Extension of the Museu Picasso

Formed by successive additions carried out since the sixties, the Picasso Museum of Barcelona goes unnoticed in the intricate urban tissue of the quarter of Ciutat Vella.

With their frameworks intact – marked by the fragmented contour of the party walls – two houses join the already renovated mansions on numbers 15, 17 and 19 of Montcada Street, extending the museum in the direction of the Church of Santa María del Mar. This latest project also includes a part of the ground floor of number 17 that was not in use until now, resulting in an over 50% increase of the museum’s total floor area.
To merge the museum with its city even more, the ground floor is freely accessible in all five palaces, with the effect that public space is brought all the way into the interior of the city-block.
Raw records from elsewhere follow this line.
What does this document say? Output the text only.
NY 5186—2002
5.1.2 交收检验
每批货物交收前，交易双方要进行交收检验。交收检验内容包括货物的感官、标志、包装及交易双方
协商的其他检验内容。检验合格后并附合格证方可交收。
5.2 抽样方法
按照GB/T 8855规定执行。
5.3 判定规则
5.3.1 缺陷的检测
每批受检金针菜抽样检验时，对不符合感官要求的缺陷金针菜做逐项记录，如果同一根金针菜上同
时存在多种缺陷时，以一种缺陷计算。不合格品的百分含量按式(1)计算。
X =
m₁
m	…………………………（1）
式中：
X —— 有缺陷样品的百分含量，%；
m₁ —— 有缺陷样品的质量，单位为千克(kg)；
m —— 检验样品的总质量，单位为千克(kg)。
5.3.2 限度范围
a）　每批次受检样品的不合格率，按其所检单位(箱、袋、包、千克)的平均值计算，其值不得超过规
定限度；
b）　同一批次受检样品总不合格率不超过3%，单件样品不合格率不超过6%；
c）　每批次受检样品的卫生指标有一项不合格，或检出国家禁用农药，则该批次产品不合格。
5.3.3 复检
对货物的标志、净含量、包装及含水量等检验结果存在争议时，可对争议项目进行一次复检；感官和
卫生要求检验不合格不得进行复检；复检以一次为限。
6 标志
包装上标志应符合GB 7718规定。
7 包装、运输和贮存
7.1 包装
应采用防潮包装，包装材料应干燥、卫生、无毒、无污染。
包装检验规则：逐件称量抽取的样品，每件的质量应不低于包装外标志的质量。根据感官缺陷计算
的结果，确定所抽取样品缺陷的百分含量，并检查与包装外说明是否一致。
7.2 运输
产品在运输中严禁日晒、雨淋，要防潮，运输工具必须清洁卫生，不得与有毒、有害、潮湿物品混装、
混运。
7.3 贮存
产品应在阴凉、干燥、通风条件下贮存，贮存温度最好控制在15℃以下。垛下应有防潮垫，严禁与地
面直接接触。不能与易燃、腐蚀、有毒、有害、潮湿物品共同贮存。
A linear corridor parallel to the street is consolidated as a vertebra axis on all stories, uniting the whole exhibition program in a single experience.
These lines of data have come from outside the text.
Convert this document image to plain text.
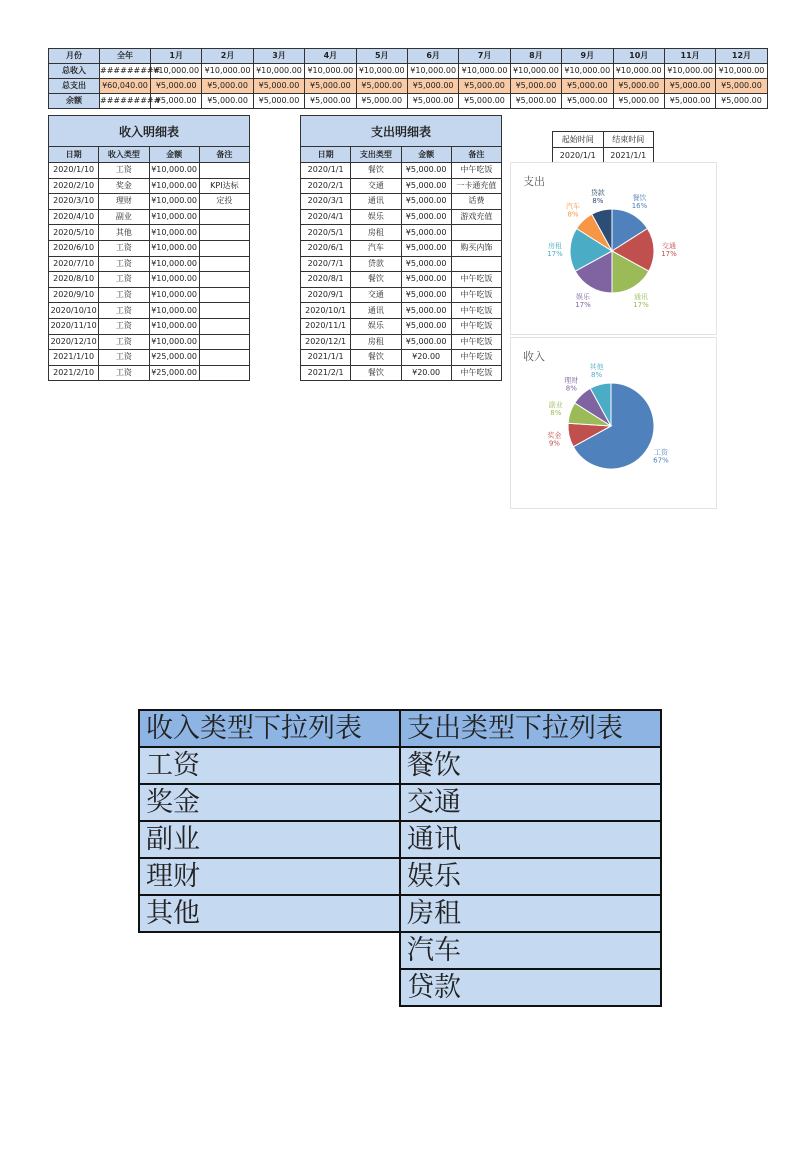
月份	全年	1月	2月	3月	4月	5月	6月	7月	8月	9月	10月	11月	12月
总收入	#########	¥10,000.00	¥10,000.00	¥10,000.00	¥10,000.00	¥10,000.00	¥10,000.00	¥10,000.00	¥10,000.00	¥10,000.00	¥10,000.00	¥10,000.00	¥10,000.00
总支出	¥60,040.00	¥5,000.00	¥5,000.00	¥5,000.00	¥5,000.00	¥5,000.00	¥5,000.00	¥5,000.00	¥5,000.00	¥5,000.00	¥5,000.00	¥5,000.00	¥5,000.00
余额	#########	¥5,000.00	¥5,000.00	¥5,000.00	¥5,000.00	¥5,000.00	¥5,000.00	¥5,000.00	¥5,000.00	¥5,000.00	¥5,000.00	¥5,000.00	¥5,000.00
收入明细表			
日期	收入类型	金额	备注
2020/1/10	工资	¥10,000.00	
2020/2/10	奖金	¥10,000.00	KPI达标
2020/3/10	理财	¥10,000.00	定投
2020/4/10	副业	¥10,000.00	
2020/5/10	其他	¥10,000.00	
2020/6/10	工资	¥10,000.00	
2020/7/10	工资	¥10,000.00	
2020/8/10	工资	¥10,000.00	
2020/9/10	工资	¥10,000.00	
2020/10/10	工资	¥10,000.00	
2020/11/10	工资	¥10,000.00	
2020/12/10	工资	¥10,000.00	
2021/1/10	工资	¥25,000.00	
2021/2/10	工资	¥25,000.00	
支出明细表			
日期	支出类型	金额	备注
2020/1/1	餐饮	¥5,000.00	中午吃饭
2020/2/1	交通	¥5,000.00	一卡通充值
2020/3/1	通讯	¥5,000.00	话费
2020/4/1	娱乐	¥5,000.00	游戏充值
2020/5/1	房租	¥5,000.00	
2020/6/1	汽车	¥5,000.00	购买内饰
2020/7/1	贷款	¥5,000.00	
2020/8/1	餐饮	¥5,000.00	中午吃饭
2020/9/1	交通	¥5,000.00	中午吃饭
2020/10/1	通讯	¥5,000.00	中午吃饭
2020/11/1	娱乐	¥5,000.00	中午吃饭
2020/12/1	房租	¥5,000.00	中午吃饭
2021/1/1	餐饮	¥20.00	中午吃饭
2021/2/1	餐饮	¥20.00	中午吃饭
起始时间	结束时间
2020/1/1	2021/1/1
支出
餐饮
16%
交通
17%
通讯
17%
娱乐
17%
房租
17%
汽车
8%
贷款
8%
收入
工资
67%
奖金
9%
副业
8%
理财
8%
其他
8%
收入类型下拉列表	支出类型下拉列表
工资	餐饮
奖金	交通
副业	通讯
理财	娱乐
其他	房租
	汽车
	贷款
The nine buildings are dedicated entirely to temporary shows, and this operation makes it possible to reorganize within the previously restored spaces the three classical sectors of this type of institution: external services at ground level, the permanent exhibit on the first floor, and internal services on the second; a third story which takes up only a part of the extent of the floor plan accommodates the air-conditioning and maintenance installations. Thanks to the new space available in number 19, the café and the conference room can be placed in contact with the garden, which takes in the dense urban fabric of the Ciutat Vella. Transferring the café also allowed the architects to open up a passage in number 17, transversally to the above-mentioned corridor, and to connect the street to the inner garden, thereby reinforcing the public and permeable character of the access level.

Some new façades of exposed concrete form a public zone at the rear comprising the open spaces of the museum and an adjacent plaza that hence takes on a leading role in regenerating the area, while the Montcada front contributes to internal regeneration through the constructional definition of the openings. The windows maintain their original proportions and rhythm, but express the building’s new use through contemporary materials. Through such measures, which affect as much the facades as the composition of the floor plan, the project lifts what could have been a mere internal reorganization to the status of an urban gesture, bringing art close to the citizen.